Other students expressed similar frustrations with problems with course registration during the protest. 

“I’m currently at nine credits right now,” Oluwaseun Abitogun (23Ox) said. “There’s not even 8 a.m. [classes] available that I’m choosing not to take; it’s just that nothing is available. It boggles me.” 

Ned Lewis (23Ox) said that course registration also left him a part-time student. 

“I didn’t get classes on the second [course registration] split, so my financial aid could be canceled, and I could be unable to go here anymore,” he said.

Kirsten Oglesby (23Ox) said she had to “beg a teacher to drop a prerequisite” in order to enroll in enough credits for the semester.

Associate Dean for Academic Affairs Valerie Molyneaux speaks with protestors outside Seney Hall on Nov. 11 regarding their demands. (Eva Roytburg)

On the second day of the protest, students wrote out a list of concerns for the school, called the “Oxford Triple AAA Proposal.” The document lists issues the protestors had in the areas of accessibility, allocation of funds and resources and accomodations. 
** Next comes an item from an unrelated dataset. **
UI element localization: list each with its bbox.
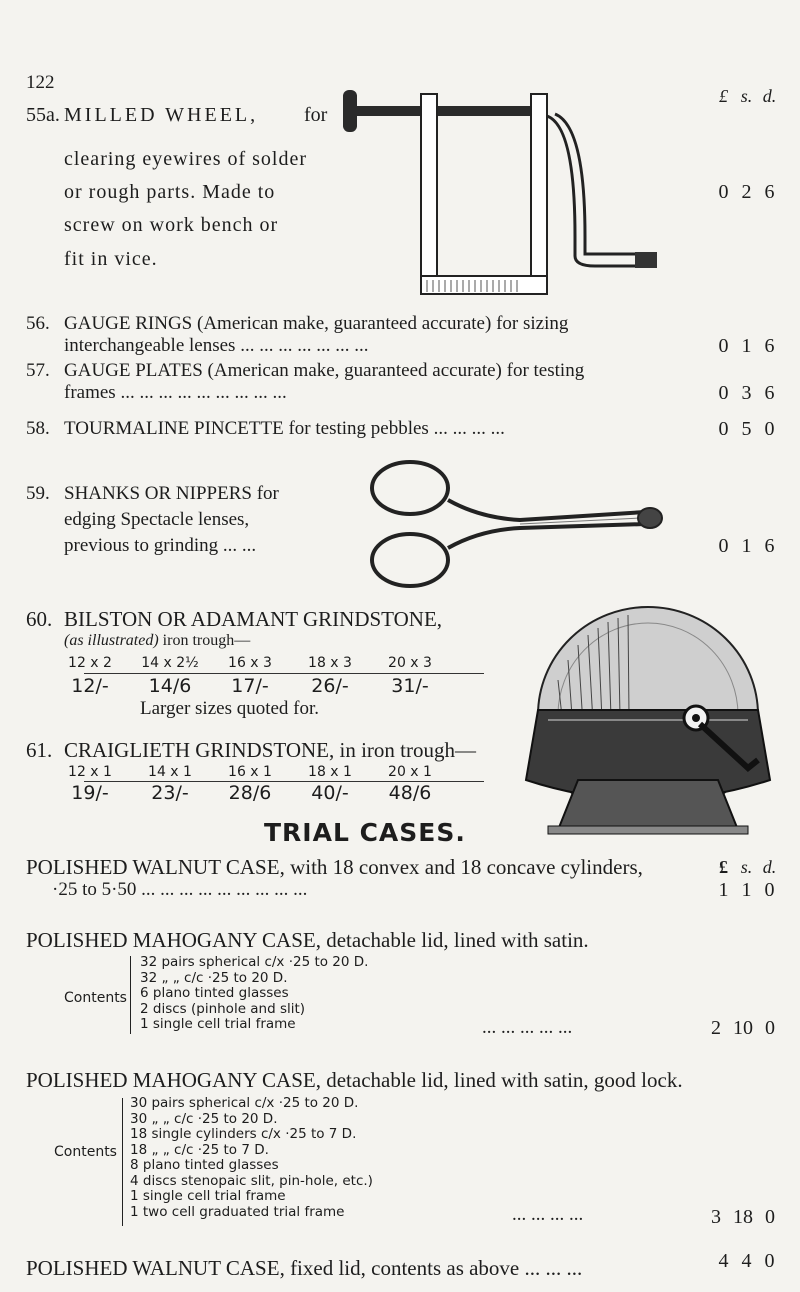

By time of publication, 29 students had signed the document in support. 

Molyneaux sent a follow up email to first years with the additional course offerings on Nov. 17, which include QTM 110 and others spanning across the humanities and social sciences fulfilling the Humanities, Art, Performance or History, Societies, Culture requirements. On Nov. 19, an additional Add/Drop/Swap period opened for freshmen so that they could make changes in accordance with these new offerings.

However, some students were not satisfied by the College’s response. 

Abitogun said he was frustrated that highly-demanded classes such as required writing, science and physical education classes were not added. 

“I understand it is a very difficult situation to be in, but I wish they had listened to students on which classes actually needed to be expanded instead of offering courses that aren’t reflective of general need,” Abitogun said. 

While Asante said that the changes would help students, she still expressed frustration with the original lack of course offerings and seats available. She wished that the school had better adjusted to meet the demands of the larger class. 

“I really appreciate Dean Molyneaux,” Asante said. “She’s been doing a lot, but these things should’ve been done in the first place, and the classes that were opened don’t seem to be helping the majority of kids here.”